Lol, what a good boy!


----------



## Guest (Mar 4, 2009)

lol, great pics....beautiful dog.


----------



## Natik (Mar 9, 2008)

I have to try the same with maya but i have my doubts she will last for as long as cobi did lol 
Thanks for the comments :thumbup:



mckitty said:


> hes not even drooling, what a good boy, are they real bones ?

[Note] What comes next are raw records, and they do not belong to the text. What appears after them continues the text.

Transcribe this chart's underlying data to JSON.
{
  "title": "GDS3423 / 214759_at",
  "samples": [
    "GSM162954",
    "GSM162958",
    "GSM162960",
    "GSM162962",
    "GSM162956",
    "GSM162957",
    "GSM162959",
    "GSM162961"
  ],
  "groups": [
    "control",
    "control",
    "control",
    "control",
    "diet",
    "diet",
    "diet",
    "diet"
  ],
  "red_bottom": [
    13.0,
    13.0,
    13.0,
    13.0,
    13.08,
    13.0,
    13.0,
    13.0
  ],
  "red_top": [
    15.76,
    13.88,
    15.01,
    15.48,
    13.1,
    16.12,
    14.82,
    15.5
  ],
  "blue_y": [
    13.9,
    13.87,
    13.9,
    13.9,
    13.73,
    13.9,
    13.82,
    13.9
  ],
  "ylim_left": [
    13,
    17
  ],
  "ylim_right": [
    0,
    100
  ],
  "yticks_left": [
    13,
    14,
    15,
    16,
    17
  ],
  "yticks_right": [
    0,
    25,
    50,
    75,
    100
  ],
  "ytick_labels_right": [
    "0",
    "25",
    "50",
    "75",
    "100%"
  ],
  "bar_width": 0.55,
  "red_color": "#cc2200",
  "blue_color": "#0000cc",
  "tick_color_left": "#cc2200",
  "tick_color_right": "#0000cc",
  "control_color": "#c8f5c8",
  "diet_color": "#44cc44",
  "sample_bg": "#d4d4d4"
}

they are the pedigree gravy bones dog biscuits


----------



## Varkhond (Mar 1, 2009)

hahahahahahaah!!!! Great stuff! And incredible handsome dog! :thumbup:


----------



## Pollyanna580 (Mar 4, 2009)

Excellent picture:thumbup::laugh:


----------



## Natik (Mar 9, 2008)

thank u


----------



## Guest (Mar 6, 2009)

He is bootiful natik and so well behaved


----------



## james1 (Sep 21, 2008)

great photos Natik


----------



## Natik (Mar 9, 2008)

thanks  

yes, he can be well behaved but sometimes he is just silly


----------